Layered orchestration — single responsibility per layer, explicit handoff (PR number + repo passed down — sub-agents cannot discover them). Specialist coders (csharp-backend-coder, blazor-frontend-coder, doc-writer, ui-designer) sit below issue-resolver and focus on domain logic; the resolver owns branches, commits, and PR ops.

dispatcher
  └── pipeline (per issue, concurrent)
        ├── issue-resolver  (implementation + PR open)
        ├── pr-reviewer     (review + merge or request changes)
        └── pr-resolver     (apply feedback, re-label Ready)

Multi-agent collaboration

The key decision is isolation mode: every agent runs in its own git worktree (isolation: worktree is the plugin default), so concurrent pipelines don't collide. Shared invariants live in shared gates — gitignore-guard runs before every commit, and changelog-guard runs before every PR; both issue-resolver and pr-resolver invoke them. Write the rule once, call it from every agent that needs it.
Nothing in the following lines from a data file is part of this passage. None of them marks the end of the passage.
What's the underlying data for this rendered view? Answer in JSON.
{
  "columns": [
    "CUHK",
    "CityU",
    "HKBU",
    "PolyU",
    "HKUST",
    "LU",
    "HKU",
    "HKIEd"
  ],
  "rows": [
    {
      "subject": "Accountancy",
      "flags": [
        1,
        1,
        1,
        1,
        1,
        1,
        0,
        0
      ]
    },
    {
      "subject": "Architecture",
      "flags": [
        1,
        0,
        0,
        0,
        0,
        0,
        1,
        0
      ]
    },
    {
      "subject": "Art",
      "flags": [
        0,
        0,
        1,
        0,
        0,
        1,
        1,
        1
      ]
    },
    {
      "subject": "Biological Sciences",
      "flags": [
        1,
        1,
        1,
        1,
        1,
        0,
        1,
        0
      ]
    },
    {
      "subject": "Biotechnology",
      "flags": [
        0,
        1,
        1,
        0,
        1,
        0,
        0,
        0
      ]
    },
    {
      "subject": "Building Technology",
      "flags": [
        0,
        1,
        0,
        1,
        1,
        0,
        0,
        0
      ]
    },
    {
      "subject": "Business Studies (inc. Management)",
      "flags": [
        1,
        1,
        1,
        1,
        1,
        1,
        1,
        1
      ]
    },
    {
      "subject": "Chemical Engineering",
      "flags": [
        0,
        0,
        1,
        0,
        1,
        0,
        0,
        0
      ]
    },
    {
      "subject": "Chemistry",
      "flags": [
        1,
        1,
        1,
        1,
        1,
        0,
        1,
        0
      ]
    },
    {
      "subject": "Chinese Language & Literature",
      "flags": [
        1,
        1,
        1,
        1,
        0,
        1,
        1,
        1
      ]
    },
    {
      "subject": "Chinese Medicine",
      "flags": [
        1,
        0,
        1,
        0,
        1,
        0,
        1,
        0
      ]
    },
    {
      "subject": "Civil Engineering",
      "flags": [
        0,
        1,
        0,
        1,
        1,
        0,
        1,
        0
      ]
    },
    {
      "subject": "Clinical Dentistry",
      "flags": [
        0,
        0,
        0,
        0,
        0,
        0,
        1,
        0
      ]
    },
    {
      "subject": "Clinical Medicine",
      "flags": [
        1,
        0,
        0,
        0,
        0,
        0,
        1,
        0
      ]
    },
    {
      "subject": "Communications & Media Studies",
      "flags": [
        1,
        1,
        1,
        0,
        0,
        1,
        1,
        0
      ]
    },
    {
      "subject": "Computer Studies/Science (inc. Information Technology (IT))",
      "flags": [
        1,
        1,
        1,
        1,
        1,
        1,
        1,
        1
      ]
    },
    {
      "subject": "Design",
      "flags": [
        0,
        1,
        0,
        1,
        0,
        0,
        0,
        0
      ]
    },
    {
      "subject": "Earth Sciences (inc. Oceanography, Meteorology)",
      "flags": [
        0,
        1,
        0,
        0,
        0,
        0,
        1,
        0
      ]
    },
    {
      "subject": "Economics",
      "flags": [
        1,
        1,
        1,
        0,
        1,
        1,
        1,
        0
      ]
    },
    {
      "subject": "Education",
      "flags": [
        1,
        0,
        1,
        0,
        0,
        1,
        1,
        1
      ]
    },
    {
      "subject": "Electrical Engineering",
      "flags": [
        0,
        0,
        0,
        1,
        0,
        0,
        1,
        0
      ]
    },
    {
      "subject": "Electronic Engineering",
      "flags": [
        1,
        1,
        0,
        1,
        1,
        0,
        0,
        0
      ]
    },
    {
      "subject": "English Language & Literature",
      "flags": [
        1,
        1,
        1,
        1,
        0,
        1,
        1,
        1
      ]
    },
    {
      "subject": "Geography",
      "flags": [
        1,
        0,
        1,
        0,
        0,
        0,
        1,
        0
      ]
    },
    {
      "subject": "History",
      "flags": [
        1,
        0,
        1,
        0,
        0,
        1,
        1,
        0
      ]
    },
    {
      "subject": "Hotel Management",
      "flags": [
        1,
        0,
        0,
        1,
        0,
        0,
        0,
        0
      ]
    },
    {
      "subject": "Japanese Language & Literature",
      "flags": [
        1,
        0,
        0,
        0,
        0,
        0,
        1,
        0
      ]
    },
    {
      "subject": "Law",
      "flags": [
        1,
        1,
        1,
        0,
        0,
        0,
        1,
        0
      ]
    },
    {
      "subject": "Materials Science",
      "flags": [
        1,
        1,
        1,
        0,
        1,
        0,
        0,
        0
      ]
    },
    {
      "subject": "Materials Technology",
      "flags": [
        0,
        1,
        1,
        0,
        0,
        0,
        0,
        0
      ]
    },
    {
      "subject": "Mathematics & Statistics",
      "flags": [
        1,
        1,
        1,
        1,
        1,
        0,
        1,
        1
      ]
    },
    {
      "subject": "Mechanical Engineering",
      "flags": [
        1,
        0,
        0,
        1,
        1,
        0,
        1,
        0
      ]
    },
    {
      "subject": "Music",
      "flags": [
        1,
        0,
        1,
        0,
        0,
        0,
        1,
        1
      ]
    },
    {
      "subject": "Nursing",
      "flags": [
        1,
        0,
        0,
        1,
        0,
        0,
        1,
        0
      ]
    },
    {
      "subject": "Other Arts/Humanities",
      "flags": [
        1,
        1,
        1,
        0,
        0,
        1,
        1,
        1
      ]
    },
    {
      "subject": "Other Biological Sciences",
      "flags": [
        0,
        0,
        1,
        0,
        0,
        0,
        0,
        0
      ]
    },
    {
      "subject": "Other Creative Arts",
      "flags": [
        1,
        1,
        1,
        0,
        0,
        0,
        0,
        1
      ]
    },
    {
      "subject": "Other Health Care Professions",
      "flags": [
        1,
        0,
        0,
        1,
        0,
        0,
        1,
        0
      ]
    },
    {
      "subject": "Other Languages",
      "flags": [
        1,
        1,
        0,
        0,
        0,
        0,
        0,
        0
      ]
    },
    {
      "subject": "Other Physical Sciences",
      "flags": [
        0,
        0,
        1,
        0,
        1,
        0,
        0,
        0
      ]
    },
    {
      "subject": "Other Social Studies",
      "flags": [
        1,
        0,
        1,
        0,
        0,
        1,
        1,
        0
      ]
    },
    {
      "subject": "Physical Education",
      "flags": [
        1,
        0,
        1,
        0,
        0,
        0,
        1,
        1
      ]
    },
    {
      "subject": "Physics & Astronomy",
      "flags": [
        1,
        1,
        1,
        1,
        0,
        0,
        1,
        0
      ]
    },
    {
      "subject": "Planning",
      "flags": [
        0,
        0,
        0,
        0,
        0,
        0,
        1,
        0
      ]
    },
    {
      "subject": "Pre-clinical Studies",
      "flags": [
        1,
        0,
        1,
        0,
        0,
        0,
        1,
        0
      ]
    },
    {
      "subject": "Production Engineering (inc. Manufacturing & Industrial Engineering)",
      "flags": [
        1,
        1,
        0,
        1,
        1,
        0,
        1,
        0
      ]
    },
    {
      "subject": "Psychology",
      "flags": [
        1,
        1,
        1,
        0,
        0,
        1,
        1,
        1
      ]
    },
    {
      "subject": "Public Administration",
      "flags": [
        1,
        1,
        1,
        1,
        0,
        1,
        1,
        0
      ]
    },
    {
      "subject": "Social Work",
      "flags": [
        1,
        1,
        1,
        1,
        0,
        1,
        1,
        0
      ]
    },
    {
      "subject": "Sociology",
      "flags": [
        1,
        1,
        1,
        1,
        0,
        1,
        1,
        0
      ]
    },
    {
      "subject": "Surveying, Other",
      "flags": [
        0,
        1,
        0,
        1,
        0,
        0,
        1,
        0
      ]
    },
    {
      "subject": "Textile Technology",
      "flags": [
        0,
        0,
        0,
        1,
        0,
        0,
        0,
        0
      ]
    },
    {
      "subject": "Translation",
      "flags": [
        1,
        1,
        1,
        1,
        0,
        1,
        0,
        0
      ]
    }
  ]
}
My viewpoint on agent development

1

Today's models are not strong enough on their own. Every agent I have built required significant tuning — prompt iteration, scope adjustment, guard rules — before it behaved reliably.

2

Boundary-setting is the single most important discipline. A model knows a hundred ways to solve a problem; we usually want only one or two. Without explicit scope, the model picks the wrong one — not because it is weak, but because it has no signal telling it which choice is correct in this system.

3

Building agents with agents is the direction that matters most right now. Once the from-zero phase has built the failure intuition, the next step is scaling that judgment — having an agent generate the next agent's prompt, CLAUDE.md, or skill is faster than hand-writing and parallelisable: draft many candidate agents at once, run them against the same task, and keep the best one as the final version.

4

AI output is cheap; for a human it is a single sentence of intent. When a generation is wrong, the cost of asking again is trivially low. This changes how to think about quality control: don't try to make every generation perfect — make the iteration cycle fast.

5

Context windows and focus drift are real constraints. Models lose track of the goal as context grows. The system around the model has to carry the weight: decompose oversized tasks into small executable items, hand each one to a fresh agent run, then assemble the results. Reliability lives in the orchestration layer as much as in the prompt.

Stack and tooling

Claude Code (Sonnet 4.6 / Opus 4.7) Primary agent runtime; Opus reserved for pr-reviewer where review quality dominates.
MCP servers YouTrack (issues), Gitea (PRs), Discord (notifications), Kubernetes (cluster ops).
Git worktrees Per-agent isolation for concurrent execution.
Infra Self-hosted Gitea (git host) + YouTrack (issue tracker) + Discord bot (notifications); Kubernetes cluster running a .NET Aspire-orchestrated multi-service platform; Cloudflare on the edge / CDN.

AI Assisted

This document was drafted with Claude Code (Sonnet 4.6 / Opus 4.7) and reviewed line-by-line by me.